Carindiru is a profoundly human film and takes us on a journey into the lives of murderers, thieves and drug dealers, winning our sympathy but never letting us forget that they belong a world we could never share. Take the fat man who blocks up the escape tunnel – the prisoners behind him who see 2 years of digging gone to waste cut him to pieces.

Or the pathetic and desperate attempts of a junky called Ezekiel to pay off his debts by bringing in his sister to prostitute herself to his creditors. Yet we soon learn that the criminals have a morality of their own as the rapists and child abusers are obliged to live in isolated, dark quarters away from the retribution the others would willingly impose on them. It only takes a few packs of cigarettes to convince the guard to open up and let an assassin through when the time comes, however.

Yet with all the stories of ingenuity, humour and even romance, when the eventual riot breaks out we’re already educated enough to understand that the riot police are guilty of nothing other than genocide. The actual jail of Carindiru was too understaffed and underfunded to ever be run by the police themselves and the criminal hierarchy was relied upon to maintain the peace. Tensions run high in incarceration, however and no one can even agree what caused the eventual revolt, if it was an argument over a football game or a pair of underpants hung up to dry on the wrong clothes line.

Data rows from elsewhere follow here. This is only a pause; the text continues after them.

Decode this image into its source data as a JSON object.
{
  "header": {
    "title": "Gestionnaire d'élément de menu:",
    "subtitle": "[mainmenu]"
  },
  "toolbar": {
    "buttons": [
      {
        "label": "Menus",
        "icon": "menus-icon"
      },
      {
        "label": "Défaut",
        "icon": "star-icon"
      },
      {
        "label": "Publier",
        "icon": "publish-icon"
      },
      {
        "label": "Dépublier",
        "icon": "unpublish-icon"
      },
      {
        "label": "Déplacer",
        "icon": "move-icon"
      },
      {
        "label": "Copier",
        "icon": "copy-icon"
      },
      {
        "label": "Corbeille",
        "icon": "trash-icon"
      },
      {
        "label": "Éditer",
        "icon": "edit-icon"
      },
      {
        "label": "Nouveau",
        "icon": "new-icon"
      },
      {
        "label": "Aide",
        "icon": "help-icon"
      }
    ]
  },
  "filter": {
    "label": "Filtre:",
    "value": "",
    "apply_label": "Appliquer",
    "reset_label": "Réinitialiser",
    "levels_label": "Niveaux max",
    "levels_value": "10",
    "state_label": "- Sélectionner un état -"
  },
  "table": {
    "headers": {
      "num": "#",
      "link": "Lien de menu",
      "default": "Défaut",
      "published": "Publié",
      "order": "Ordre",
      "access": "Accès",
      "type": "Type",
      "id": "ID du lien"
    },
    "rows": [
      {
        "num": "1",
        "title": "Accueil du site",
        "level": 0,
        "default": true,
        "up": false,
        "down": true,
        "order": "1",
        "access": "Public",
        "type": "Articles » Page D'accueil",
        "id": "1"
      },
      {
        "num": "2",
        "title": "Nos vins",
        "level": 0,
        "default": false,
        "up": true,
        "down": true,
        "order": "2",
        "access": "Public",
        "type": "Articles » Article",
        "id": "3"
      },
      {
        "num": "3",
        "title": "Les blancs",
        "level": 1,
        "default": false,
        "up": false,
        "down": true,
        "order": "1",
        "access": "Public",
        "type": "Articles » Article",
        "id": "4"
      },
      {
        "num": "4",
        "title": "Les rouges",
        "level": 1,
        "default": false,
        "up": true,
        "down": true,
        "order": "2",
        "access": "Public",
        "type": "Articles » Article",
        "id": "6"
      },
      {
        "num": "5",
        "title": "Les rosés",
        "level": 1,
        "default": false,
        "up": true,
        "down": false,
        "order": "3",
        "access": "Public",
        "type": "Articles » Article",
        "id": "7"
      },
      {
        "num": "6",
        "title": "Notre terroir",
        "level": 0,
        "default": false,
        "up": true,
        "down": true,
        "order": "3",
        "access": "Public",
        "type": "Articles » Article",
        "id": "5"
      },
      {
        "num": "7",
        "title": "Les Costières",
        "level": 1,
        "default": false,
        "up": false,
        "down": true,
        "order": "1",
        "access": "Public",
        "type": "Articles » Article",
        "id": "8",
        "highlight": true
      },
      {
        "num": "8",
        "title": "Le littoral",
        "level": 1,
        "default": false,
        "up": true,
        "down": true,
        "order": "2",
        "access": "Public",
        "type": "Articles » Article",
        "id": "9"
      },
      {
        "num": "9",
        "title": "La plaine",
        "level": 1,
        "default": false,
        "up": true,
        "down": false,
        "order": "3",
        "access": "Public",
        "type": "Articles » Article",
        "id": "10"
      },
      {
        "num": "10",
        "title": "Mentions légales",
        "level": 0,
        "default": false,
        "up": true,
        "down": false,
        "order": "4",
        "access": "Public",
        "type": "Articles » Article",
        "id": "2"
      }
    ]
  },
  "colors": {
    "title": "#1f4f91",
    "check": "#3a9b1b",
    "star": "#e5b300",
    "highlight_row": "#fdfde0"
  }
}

The riot police storm the cells and shoot on sight. Prisoners flee to the shelter of their cells but even there the cops burst in and let loose with automatic weapons. Blood fills the corridor and no mercy is shown even to unarmed men trembling on their bunks. One cop enters a cell, shoots all the prisoners he can see and then as the junky Ezekiel’s head pops up, he’s told:

‘You can live to tell the tale.’

It’s perhaps the first happy event of Ezekiel’s’ life but his good fortune is short-lived as the cop reappears in the doorway:

‘I changed my mind.’ he says and puts several holes in the poor junky.

Carindiru alternately touches, appalls, entertains and stuns us in turns. It’s faithful to the wit and humility of the book and yet never drops a beat. The camera-work is flawless, the acting relentlessly realistic and the stories are sewn together in a tapestry of the underbelly of Brazil that puts even City of God into the shade.